# Got my mom involved!



## nubsmoke (Feb 4, 2004)

She bought an aquarium for her goldfish to live in this winter. She was'nt using it so....................


----------



## nubsmoke (Feb 4, 2004)

right side shot


----------



## Slim (Jan 9, 2005)

Is that a 55 gallon? Thats really awesome. nice looking fry.


----------



## Joga Bonito (Oct 30, 2004)

nice


----------



## Serygo (May 17, 2004)

You live with your mom?


----------



## BootyBandit (Aug 29, 2004)

LMFAO mamas boy :rasp:

j/k :laugh:


----------



## armac (Nov 28, 2002)

3xtacie said:


> You live with your mom?
> 
> 
> 
> ...


You do also right?


----------



## nubsmoke (Feb 4, 2004)

Slim said:


> Is that a 55 gallon?

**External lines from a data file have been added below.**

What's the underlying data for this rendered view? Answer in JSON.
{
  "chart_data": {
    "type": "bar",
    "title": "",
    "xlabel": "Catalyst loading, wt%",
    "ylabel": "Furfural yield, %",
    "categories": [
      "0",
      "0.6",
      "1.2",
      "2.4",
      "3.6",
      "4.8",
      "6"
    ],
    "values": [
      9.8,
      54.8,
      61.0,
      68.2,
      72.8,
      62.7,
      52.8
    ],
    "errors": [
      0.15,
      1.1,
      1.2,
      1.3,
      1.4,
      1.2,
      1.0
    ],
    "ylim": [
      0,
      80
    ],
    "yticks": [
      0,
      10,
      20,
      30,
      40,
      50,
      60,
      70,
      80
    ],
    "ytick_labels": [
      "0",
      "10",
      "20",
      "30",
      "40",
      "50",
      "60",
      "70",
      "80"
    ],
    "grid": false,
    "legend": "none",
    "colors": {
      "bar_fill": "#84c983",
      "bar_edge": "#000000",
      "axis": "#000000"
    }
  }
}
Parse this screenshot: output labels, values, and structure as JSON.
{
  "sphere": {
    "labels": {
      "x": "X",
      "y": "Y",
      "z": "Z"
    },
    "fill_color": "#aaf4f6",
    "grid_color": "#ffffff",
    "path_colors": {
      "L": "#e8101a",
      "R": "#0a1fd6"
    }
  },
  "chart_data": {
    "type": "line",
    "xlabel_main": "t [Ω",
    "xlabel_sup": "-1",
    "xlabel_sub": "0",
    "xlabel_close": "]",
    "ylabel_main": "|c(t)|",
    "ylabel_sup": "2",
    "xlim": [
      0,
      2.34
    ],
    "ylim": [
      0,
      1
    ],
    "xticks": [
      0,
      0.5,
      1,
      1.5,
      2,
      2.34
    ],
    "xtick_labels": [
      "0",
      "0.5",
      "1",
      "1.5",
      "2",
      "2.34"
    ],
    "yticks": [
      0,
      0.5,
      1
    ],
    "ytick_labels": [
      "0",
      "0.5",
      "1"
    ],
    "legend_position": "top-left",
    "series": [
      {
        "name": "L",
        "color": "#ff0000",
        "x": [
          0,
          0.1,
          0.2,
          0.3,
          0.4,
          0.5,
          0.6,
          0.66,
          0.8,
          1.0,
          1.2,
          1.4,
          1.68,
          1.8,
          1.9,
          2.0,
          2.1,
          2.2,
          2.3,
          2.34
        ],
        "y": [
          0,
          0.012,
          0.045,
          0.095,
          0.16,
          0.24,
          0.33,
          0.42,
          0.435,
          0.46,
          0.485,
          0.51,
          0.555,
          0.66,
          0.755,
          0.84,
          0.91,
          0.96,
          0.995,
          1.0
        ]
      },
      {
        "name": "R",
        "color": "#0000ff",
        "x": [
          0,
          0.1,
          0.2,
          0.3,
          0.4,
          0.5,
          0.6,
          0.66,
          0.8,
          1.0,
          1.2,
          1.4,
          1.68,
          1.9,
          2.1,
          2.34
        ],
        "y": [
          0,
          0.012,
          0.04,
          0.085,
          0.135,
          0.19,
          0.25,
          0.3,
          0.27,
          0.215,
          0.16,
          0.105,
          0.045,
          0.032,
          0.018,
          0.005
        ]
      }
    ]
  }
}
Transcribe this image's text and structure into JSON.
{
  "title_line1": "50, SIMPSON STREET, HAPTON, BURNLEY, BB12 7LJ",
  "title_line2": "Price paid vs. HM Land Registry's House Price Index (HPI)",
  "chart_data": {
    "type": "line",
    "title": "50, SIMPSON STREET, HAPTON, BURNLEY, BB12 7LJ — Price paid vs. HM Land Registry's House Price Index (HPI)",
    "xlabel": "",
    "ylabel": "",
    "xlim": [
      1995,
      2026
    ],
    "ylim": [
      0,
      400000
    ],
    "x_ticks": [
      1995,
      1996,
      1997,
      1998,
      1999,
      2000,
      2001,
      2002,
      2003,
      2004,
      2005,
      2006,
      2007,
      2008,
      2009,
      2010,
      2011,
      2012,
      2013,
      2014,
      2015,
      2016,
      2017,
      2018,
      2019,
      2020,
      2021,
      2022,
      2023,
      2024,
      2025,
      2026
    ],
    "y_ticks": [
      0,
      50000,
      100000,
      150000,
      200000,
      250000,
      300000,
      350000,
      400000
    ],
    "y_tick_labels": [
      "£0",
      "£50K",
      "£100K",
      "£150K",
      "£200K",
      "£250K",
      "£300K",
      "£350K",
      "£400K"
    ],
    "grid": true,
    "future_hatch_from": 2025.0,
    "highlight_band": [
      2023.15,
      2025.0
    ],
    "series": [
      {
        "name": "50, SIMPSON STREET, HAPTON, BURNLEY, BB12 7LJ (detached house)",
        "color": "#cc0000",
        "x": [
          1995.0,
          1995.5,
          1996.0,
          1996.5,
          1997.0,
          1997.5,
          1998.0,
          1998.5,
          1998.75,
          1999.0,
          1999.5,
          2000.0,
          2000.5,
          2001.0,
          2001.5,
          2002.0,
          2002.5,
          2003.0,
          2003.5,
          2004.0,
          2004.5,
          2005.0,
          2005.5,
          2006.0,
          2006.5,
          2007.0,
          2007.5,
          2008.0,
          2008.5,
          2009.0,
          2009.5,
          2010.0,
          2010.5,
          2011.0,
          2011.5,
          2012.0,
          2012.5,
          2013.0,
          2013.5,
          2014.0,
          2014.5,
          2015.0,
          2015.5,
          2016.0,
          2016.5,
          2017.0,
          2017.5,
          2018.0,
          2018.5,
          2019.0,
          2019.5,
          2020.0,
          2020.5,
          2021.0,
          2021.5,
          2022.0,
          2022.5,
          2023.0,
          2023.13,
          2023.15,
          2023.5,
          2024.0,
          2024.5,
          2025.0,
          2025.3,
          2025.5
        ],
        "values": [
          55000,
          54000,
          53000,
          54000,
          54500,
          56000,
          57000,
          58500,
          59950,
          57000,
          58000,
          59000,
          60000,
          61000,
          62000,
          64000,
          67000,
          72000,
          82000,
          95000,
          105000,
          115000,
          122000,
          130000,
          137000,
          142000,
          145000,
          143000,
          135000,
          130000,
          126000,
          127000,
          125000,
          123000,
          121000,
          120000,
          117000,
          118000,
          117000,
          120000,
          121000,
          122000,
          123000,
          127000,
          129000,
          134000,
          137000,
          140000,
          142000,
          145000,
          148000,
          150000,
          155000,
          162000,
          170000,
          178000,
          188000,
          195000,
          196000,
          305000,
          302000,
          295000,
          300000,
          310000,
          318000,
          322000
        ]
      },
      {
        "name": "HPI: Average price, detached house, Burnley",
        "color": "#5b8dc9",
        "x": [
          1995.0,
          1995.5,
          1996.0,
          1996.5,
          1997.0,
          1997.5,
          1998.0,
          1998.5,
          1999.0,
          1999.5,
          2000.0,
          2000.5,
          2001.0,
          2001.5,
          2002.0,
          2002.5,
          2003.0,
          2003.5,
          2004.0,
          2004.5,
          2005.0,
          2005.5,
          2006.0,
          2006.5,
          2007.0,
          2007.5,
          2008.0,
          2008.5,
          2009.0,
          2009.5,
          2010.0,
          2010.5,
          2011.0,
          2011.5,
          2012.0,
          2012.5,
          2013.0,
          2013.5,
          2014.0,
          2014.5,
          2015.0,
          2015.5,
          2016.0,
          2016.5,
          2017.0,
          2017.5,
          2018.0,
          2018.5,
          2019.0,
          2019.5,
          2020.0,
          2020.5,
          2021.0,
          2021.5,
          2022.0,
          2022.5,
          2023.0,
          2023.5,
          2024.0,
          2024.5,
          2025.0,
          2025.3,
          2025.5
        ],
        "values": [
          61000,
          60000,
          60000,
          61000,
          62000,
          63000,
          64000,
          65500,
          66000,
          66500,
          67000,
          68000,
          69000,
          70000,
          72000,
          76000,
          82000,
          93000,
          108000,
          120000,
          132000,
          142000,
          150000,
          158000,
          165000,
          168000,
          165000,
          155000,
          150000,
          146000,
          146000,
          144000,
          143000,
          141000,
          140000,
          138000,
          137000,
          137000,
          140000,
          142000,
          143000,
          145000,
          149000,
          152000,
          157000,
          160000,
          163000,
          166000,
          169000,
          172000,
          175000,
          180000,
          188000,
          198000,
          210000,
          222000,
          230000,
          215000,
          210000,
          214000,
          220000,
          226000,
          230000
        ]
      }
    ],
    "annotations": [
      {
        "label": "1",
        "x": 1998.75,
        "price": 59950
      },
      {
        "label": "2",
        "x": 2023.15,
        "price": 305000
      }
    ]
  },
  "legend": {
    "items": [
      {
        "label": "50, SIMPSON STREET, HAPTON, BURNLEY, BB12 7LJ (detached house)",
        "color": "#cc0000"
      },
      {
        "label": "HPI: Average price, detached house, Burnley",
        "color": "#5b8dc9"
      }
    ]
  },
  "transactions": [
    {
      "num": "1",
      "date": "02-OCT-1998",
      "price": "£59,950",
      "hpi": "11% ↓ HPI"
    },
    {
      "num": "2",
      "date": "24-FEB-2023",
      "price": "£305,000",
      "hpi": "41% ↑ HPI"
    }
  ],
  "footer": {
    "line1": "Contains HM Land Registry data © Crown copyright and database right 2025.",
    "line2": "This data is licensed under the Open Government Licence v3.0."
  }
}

Thats really awesome. nice looking fry.
> [snapback]1177584[/snapback]​


Yes it's a 55. You should see it today, it has another divider in it now! It has 2-3 inch fish(3), 1-1.5 inch (50-75), and 1/2 -3/4 inch(2-300)! She has even sepparated them for me! What a mom!


----------



## nubsmoke (Feb 4, 2004)

3xtacie said:


> You live with your mom?
> 
> 
> 
> ...


I just have fry there! I own multiple houses, and even have a house just for my fish! Ask Kevin/soldat , he came and saw my collection. So no mamma's boy here.


----------



## ronzz (Oct 26, 2004)

damn them fry look cool i would love to raise baby p,s respect dude


----------